The study’s findings are particularly interesting because testosterone previously was unrecognized as a factor in the development of uterine fibroids, said Jennifer Lee, MD, PhD, associate professor at the Stanford University School of Medicine and a study co-author.
“The research opens up new lines of inquiry regarding how fibroids develop and how they are treated,” noted Lee in a press statement. “Given that managing uterine fibroids costs an estimated $34.4 billion in annual medical expenditures nationwide, it is important to identify new ways to better treat this common condition.”
WHAT OPTION IS BEST?
The Duke Clinical Research Institute in Durham, NC, is working with nine centers across the United States in a five-year project to evaluate the effectiveness of different treatment strategies for women with uterine fibroids. The project, a collaboration between the Patient-Centered Outcomes Research Institute and the Agency for Healthcare Research and Quality, is designed to help patients and clinicians make more informed choices about treatment options. (Contraceptive Technology Update reported on the study kickoff; see “Duke Clinical Research Institute’s initiative to look at options for uterine fibroids,” December 2014.)
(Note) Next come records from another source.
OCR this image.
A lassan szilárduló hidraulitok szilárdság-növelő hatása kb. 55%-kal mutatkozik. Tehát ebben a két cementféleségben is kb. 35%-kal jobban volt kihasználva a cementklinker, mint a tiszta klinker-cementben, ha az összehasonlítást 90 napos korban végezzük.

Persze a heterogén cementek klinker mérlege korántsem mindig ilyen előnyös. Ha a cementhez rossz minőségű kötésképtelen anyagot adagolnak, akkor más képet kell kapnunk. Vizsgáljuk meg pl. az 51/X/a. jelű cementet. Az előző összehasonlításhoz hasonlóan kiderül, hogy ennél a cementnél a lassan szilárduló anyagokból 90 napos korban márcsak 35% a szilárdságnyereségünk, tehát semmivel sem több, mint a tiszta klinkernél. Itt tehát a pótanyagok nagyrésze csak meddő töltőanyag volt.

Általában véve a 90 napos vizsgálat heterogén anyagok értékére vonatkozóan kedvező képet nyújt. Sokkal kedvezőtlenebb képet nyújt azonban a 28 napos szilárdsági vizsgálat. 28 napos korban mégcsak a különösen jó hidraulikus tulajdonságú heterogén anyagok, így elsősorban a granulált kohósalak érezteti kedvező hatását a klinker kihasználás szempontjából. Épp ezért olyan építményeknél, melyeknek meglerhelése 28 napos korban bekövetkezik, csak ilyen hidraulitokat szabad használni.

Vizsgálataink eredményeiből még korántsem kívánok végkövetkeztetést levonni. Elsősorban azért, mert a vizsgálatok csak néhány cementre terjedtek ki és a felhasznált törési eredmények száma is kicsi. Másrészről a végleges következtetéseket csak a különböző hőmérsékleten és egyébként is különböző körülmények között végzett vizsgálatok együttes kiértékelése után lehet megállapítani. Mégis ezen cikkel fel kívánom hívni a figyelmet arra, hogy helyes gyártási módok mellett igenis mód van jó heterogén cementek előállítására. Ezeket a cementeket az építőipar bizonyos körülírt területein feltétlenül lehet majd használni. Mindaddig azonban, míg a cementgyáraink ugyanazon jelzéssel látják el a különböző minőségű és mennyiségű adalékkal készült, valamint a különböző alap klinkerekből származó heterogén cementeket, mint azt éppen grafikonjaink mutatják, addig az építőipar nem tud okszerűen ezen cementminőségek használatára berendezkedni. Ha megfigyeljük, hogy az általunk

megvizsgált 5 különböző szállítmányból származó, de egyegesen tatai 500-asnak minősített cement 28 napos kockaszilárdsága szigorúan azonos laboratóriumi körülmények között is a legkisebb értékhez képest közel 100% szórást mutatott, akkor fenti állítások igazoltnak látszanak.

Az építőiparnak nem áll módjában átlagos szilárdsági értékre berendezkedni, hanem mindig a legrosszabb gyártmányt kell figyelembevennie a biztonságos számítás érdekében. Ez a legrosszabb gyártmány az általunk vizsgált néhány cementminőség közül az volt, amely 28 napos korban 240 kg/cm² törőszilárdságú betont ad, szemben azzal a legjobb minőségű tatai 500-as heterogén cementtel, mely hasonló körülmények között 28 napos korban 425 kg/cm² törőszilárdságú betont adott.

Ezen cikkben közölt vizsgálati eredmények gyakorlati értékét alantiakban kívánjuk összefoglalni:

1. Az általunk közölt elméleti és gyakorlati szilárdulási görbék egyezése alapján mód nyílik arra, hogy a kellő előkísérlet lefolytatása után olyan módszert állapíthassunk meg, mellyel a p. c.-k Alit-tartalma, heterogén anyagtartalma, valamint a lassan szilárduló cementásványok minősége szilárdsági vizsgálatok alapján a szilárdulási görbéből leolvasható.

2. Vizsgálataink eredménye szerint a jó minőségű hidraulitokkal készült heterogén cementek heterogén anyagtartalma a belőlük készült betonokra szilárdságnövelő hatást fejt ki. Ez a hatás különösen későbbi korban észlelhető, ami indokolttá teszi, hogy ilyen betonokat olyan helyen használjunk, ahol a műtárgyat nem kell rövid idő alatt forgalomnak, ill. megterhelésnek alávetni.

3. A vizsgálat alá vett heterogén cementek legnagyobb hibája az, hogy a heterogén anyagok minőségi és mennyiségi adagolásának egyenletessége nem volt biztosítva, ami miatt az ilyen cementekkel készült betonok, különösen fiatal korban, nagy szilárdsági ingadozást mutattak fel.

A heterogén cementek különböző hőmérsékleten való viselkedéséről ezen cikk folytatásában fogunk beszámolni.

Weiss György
The study is focused on developing a multi-center registry of women who have received surgical treatments for uterine fibroids. This registry, COMPARE-UF (Comparing Options for Management: Patient-centered REsults for Uterine Fibroids), will establish the infrastructure necessary to support patient-centered comparative clinical effec-tiveness research.
Therapies for isolated heavy menstrual bleeding associated with fibroids include tranexamic acid, an oral antifibrinolytic agent that is taken only on the days of heavy menstrual bleeding. This approach decreases bleeding and improves quality of life with minimal side effects.4 Use of a levonorgestrel-releasing intrauterine device (IUD) or oral contraceptives can decrease menstrual bleeding and provides birth control.
Providers also might consider hysteroscopic myomectomy, an outpatient surgical procedure that allows women with submucosal fibroids to return to work within a few days. Another procedure is endometrial ablation, which uses heat, cold, or mechanical means to reduce menstrual bleeding.
In 2014, the Food and Drug Administration warned against the use of laparoscopic power morcellators in most women undergoing myomectomy or hysterectomy for treatment of fibroids. The FDA warned that uterine tissue might contain unsuspected cancer. The use of laparoscopic power morcellators during fibroid surgery might spread cancer, and it decreased the long-term survival of patients.
Therapies for women for whom the size of the fibroid(s) causes symptoms include gonadotropin-releasing hormone agonists, medications that turn off the ovaries’ production of hormones, which reduces menstrual bleeding and causes considerable reduction in uterine volume. Uterine artery embolization, a minimally invasive interventional radiologic technique offers shorter hospital stays and less time to resumption of usual activities.
Providers also might look at MRI-guided focused ultrasound surgery, a fibroid-specific therapy that uses ultrasound thermal ablation to treat fibroids with no incisions and no hospital stay.
Radiofrequency ablation during laparoscopy is useful for destruction of fibroids during laparoscopy.4
- Wong JY, Gold EB, Johnson WO, et al. Circulating sex hormones and risk of uterine fibroids: Study of Women’s Health Across the Nation (SWAN). J Clin Endocrinol Metab 2016; 101(1):123-130.
- Lurie S, Piper I, Woliovitch I, et al. Age-related prevalence of sonographically confirmed uterine myomas. J Obstet Gynaecol 2005; 25:42-44.
- Myers ER, Barber MD, Gustilo-Ashby T, et al. Management of uterine leiomyomata: What do we really know? Obstet Gynecol 2002;100(1):8-17.
- Stewart EA. Clinical practice. Uterine fibroids. N Engl J Med 2015; 372(17):1646-1655.